Was ist Ihr Eindruck vom Skigebiet Chongli wo die Skiwettbewerbe stattfinden werden?

Geographisch gesehen liegen die meisten Skiresorts in China in drei Regionen: im Nordosten (Songhua Resort), in der Peking-Ära (Nanshan Resort) sowie in Chongli, dem grössten und am schnellsten wachsenden Wintersportgebiet Chinas.

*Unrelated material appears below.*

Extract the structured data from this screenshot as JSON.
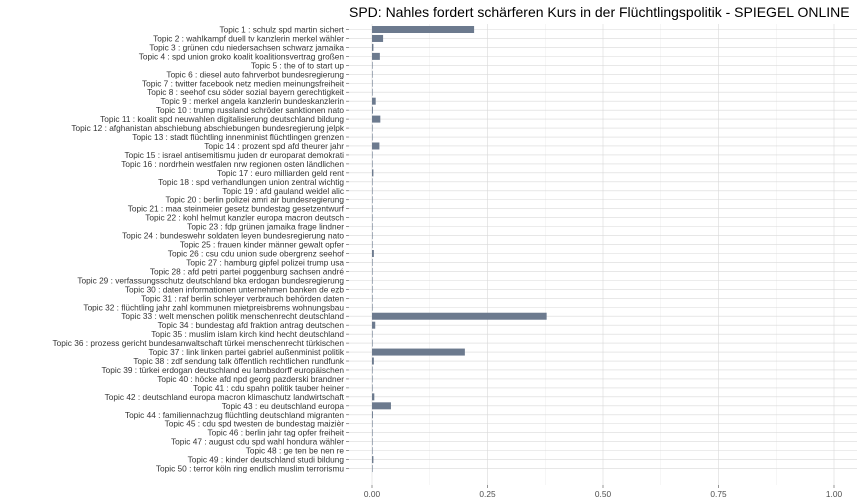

Chongli (Bild unten) wird über die Olympischen Winterspiele von 2022 hinaus zu einem ganzjährigen Ferien- und Sportgebiet erschlossen. Im öffentlichen Verkehr ist eine Hochgeschwindigkeits-Bahn von Peking nach Chongli geplant, welche die Strecke von 250 Kilometern in 45 Minuten zurücklegen wird. Ausserdem ist eine Autobahn vorgesehen, auf der man von der Hauptstadt in zwei Stunden nach Chongli gelangen wird.

Darüber hinaus sind medizinische Einrichtungen wie Spitäler und Kliniken geplant sowie eines der modernsten Telekommunikations-Systeme in der Region, das innert der nächsten zwei Jahre vollumfänglich mit 5G funktionieren wird.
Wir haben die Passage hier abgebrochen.